Crisp, dry leaves are usually the result of under-watering or dry air conditions. Curling leaves are also a symptom of under-watering, so you should increase the watering frequency or check if the ambient humidity needs to be increased.

Why are my Alocasia Black Velvet Leaves Turning Yellow?

Confusingly, yellow leaves can be an indicator of both under and over-watering, so you should check out the moisture levels in the soil and act accordingly.

Why are my Alocasia Black Velvet Leaves Turning Brown?

Brown patches or tips on the leaves are usually a sign that your black velvet is thirsty or requires more humidity. It can also indicate overfeeding, however, so it might be necessary to cut back on the fertilizer. Smaller brown or yellow patches on an otherwise healthy-looking leaf could be a sign of fungal disease.

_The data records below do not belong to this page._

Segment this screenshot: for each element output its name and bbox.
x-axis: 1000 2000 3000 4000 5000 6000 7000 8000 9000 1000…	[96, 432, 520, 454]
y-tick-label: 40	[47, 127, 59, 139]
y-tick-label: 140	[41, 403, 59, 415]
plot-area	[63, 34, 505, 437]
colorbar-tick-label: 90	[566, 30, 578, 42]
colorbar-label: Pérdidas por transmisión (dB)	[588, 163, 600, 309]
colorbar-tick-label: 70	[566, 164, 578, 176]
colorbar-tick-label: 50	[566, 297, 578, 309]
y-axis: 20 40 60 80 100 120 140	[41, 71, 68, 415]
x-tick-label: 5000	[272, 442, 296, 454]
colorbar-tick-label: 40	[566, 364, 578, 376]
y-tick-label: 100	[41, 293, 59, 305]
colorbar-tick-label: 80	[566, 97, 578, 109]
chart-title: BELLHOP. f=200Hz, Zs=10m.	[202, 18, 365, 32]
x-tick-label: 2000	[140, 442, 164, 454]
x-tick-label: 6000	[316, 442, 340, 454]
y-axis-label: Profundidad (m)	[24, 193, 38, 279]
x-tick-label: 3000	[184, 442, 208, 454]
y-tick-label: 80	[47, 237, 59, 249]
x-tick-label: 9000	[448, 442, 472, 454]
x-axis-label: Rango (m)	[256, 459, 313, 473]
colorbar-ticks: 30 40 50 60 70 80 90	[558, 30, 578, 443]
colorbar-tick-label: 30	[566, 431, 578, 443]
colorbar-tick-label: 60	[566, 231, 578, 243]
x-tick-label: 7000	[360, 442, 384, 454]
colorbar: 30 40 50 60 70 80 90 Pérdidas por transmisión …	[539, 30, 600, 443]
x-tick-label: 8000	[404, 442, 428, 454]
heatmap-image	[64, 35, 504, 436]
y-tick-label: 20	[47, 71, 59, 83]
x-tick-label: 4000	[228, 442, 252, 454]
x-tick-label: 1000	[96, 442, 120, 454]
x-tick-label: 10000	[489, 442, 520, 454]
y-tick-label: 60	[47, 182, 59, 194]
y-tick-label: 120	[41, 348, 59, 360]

Why are my Alocasia Black Velvet Leaves Fading?

New leaf growth will often emerge a much paler shade of green and gain its color over time. If you notice established leaves starting to fade, it could be part of the natural life cycle of the plant, as it prepares to drop older leaves in favor of new growth. Or, it may be a sign that your black velvet is exposed to too much sunlight and should be relocated to a more sheltered position.